Another additional limitation can be the fact that memoization will be effective only for functions with a discrete domain. Despite the fact that in the computer representation all data are discrete, for floating point numbers we may have problems due to errors in the calculation. So, for example, (float f1 = 0.1f; float f2 = 0.7f; System.out.print (f1 + f2 == 0.8);) returns false, because the sum of 0.1 and 0.7 differs in binary representation from 0.8 and as a result, even in the memosized function, when calculating foo (f1 + f2), foo (0.8), the function will be calculated both times.
General form
Now we turn directly to the implementation of this technology. Let's try to write a general view of memoization for one function:
private static final Map <K, R> cache = new HashMap <K, R> ();
R bar (K k) {
R result = null;
synchronized (cache) {
result = cache.get (k);
if (result == null &&! cache.containsKey (k)) {
Result result = // real function evaluation
cache.put (k, result);
}
}
return result;
}
As you can see, we need a storage object that implements the following interface:
- get :: Key -> (Value | Null) - returning a key from the storage object or a special Null value if there is no such key
- put: :( Key, Value) -> Void - the operation of saving a pair (key-object) in the repository.

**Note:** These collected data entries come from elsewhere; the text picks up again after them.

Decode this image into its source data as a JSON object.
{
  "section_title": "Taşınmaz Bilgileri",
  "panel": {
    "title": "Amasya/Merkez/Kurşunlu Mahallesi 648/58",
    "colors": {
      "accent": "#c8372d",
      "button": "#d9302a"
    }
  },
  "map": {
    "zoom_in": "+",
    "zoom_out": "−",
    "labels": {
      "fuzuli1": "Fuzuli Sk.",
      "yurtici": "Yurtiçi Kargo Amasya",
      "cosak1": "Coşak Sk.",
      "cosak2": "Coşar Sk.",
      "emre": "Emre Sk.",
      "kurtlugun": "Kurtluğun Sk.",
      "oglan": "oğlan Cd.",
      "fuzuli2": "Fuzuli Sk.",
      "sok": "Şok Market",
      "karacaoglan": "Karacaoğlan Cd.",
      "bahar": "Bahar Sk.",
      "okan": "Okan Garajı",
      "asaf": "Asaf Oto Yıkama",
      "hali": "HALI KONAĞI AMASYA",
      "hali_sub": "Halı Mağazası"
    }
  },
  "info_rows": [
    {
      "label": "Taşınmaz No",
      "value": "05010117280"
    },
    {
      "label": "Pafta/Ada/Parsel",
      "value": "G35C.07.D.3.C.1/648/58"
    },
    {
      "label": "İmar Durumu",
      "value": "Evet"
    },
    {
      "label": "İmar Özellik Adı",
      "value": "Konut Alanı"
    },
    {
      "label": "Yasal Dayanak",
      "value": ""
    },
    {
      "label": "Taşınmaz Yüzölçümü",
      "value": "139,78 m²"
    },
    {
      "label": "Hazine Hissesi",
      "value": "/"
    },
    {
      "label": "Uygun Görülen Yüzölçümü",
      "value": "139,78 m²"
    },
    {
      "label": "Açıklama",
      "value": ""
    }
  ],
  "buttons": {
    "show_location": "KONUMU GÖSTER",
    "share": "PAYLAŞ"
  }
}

- contains :: Key-> Boolean - operation for checking the presence of a key in the repository. It is required if the Null value returned by the get operation is the possible value of the object in the repository.
In Java, the most suitable candidate for the role of storage is the
Map interface, for some cases (described below) it is possible to use faster data structures. The amortized complexity of the get, put, contains operations is O (1). That allows us to guarantee the limitation of the delay when performing memoization. Since we have to guarantee thread safety in case of simultaneous access of various threads to the storage during the execution of the entire series of operations, we have to declare a critical section in this section of the code, as a result, the use of initially thread safe structures (for example, hashtable) is meaningless.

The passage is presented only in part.